If Leonard Chess hadn’t started selling records out of the back of his Cadillac perhaps we wouldn’t have rock ‘n’ roll today. Well, that might be a stretch, but Chuck Berry did start what Elvis got all the credit for.
Leonard Chess (Adrien Brody) always wanted to amount to something. He opens a black night club to try and make his fortune. He’s approached by a traveling record saleswoman to see if he knows of any black talent that she can record and sell.
Muddy Waters (Jeffrey Wright) and Little Walter (Columbus Short) are in a band called the All-Star Trio, but they’re known as the headhunters on the circuit. They’re called that because they bring their instruments into other band’s venues and are so good that they get the band playing fired and take their place.
They try this at Chess’ club, but it erupts into gunfire when Little Walter’s hot temper gets the better of him. Chess shows up at Waters’ day job the next day and Muddy thinks that he’s come for money. Chess wants to talk business and has Waters go into the studio and record.
The two then travel around the south selling the record to radio stations. Chess goes on to found Chess Records and gives his recording stars, including Chuck Berry (Mos Def), Etta James (Beyonce), Howlin’ Wolf (Eamonn Walker), and tunesmith Willie Dixon (Cedric the Entertainer), Cadillac’s when they sign onto the label. Chess may have given blacks a chance at fame and fortune when others denied them, but his crafty contracts might’ve been more detrimental than the singers imagined.
Cadillac Records might be more of historical fiction the more I read up on it. Did Leonard Chess found a recording company that began out of the back of his car? Yes, but he also did it with his brother Phil who disappears from the film. I think we just get a mention of him, but his scenes have been deleted.
It’s also rather dubious that Chess had an affair with Etta James, but that would’ve been taking a chunk of the dramatics out of the picture if these scenes also ended up on the deleted scenes pile.
I’ve always said that if you want history that you shouldn’t turn to Hollywood. It’s all about the entertainment value and the story of Chess Records did have them, just don’t think this film is gospel. It is an entertaining flick and does showcase some fine talent, both musically and in acting.
My favorite was an amusing turn by Mos Def in Chuck Berry’s shoes. He’s not on the screen much, but Eamonn Walker also interested me as Howlin’ Wolf since he doesn’t seem to fall under Chess’ spell and I wished more might’ve been done on him.
Jeffrey Wright plays Muddy Waters well and it made me wants to go to my local CD Shoppe and get more of his and the other artist’s music. Beyonce probably got the most press, but her portrayal of Etta James really doesn’t come into play till towards the end of the film. As I began to read up on the real history, I began to doubt that the romantic angle with she and Chess was true.

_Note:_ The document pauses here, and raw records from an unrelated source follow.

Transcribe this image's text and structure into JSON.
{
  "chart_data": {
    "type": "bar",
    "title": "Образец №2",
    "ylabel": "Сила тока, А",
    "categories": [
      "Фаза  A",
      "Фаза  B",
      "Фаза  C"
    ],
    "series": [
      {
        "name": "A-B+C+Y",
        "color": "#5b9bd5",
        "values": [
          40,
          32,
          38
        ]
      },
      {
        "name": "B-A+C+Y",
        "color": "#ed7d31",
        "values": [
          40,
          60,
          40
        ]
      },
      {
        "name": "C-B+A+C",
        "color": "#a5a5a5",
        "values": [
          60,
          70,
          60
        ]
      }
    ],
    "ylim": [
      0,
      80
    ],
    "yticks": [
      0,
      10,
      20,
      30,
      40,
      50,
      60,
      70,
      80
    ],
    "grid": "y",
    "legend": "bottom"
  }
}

The film has to cram decade’s worth of information into a 109 minute film and it just feels like many are give short shrift. It’s the music that stands above the drama though and Cadillac Records features a great deal of wonderful musical performances, as I said it made me want to get CDs of the artists fictionalized on the screen.
Cadillac Records is presented in anamorphic widescreen (2.35:1) and is enhanced for 16×9 televisions. Special features include a commentary with director Darnell Martin, the 26 minute “Playing Chess” about the making of the film, the 15 minute “Once Upon a Blues” about the costume and production design, 5 minutes of deleted scenes, and previews of other New Line DVDs.
Cadillac Records just brushes the surface of Chess Records and may leave you wanting more. It does highlight some of the talent at the iconic music company, but will leave you wanting to track down the great tunes featured on the soundtrack.